(Re) Nascer escrita por EsterNW
Notas iniciais do capítulo
Olá, povo!
Eu sei que disse que voltaria só na sexta, mas, como tenho um bom número de capítulos escritos, fiz alguns cálculos e percebi que podia postar de cinco em cinco dias, como queria de início. Então, já sabem: próximo capítulo dia 20.
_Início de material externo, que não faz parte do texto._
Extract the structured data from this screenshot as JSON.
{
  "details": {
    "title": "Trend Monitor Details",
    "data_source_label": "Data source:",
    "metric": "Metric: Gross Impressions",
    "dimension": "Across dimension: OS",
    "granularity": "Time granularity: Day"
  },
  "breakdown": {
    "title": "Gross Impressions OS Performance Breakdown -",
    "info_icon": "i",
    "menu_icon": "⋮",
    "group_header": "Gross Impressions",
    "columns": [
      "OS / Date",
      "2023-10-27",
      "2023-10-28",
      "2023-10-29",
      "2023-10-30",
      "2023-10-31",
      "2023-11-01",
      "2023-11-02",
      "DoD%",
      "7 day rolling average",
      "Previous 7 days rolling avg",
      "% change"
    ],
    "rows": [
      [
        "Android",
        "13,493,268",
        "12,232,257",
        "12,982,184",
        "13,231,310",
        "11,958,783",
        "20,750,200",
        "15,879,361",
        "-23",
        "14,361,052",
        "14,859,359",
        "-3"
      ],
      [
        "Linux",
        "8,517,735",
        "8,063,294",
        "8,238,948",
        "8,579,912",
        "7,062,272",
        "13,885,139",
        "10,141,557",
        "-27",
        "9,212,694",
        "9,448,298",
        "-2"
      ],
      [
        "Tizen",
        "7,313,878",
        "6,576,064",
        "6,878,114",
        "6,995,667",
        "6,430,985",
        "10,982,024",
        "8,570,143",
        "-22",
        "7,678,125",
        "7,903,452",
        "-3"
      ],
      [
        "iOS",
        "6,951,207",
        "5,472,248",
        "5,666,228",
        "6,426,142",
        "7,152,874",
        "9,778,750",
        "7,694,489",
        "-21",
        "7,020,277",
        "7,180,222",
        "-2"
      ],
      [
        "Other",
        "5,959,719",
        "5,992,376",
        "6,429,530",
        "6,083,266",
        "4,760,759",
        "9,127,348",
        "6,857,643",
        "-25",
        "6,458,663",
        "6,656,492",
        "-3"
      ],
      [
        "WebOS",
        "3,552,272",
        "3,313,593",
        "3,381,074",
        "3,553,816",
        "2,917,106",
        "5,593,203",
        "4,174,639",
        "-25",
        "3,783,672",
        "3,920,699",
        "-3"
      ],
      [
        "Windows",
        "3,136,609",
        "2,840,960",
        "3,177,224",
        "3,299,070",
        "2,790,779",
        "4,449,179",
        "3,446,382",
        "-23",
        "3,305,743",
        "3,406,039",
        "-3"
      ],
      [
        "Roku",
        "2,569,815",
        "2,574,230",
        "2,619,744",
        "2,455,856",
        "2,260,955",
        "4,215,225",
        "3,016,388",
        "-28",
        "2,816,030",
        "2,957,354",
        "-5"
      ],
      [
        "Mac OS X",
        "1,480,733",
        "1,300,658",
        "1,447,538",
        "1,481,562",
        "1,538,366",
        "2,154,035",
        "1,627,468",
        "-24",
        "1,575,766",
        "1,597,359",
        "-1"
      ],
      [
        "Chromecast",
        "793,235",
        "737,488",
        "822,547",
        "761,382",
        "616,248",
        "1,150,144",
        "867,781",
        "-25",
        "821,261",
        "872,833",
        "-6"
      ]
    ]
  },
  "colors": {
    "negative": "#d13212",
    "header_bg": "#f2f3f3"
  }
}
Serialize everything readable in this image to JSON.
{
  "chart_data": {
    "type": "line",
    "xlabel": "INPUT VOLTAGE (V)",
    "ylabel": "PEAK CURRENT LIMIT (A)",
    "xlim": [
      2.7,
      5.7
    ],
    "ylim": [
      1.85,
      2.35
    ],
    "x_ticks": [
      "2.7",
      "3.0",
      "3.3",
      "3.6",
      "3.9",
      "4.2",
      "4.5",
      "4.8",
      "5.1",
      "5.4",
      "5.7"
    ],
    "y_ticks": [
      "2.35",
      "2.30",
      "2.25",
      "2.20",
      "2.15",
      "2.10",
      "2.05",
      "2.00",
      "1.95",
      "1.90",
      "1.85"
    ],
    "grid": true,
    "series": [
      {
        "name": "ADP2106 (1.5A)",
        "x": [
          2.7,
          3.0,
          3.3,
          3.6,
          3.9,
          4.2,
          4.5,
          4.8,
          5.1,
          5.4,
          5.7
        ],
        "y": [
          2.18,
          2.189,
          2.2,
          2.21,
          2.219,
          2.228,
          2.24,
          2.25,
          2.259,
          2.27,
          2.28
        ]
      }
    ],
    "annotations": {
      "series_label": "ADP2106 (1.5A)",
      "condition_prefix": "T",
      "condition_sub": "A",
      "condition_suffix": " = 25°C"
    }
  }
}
Música do capítulo: Maré de NX Zero (um salve aos emos -q).
Boa leitura ;)
— O que? — Lysandre piscou algumas vezes, tentando espantar o sono que começava a nublar seus pensamentos.
— O bezerro tá quase nascendo, seu Lysandre! — Francisco exclamou junto de certa urgência.
Tendo certeza que não era o seu sono que o fazia ouvir mal, Lysandre pegou o casaco de trás da porta e saiu com rapidez em companhia do caseiro.
— Eu fui checar os animais antes de ir dormir, porque a Julieta tava estranha desde a tarde e quando eu fui lá ver, a bolsa já tinha até estourado — o caseiro contou os fatos de uma vez e de uma maneira quase atropelada.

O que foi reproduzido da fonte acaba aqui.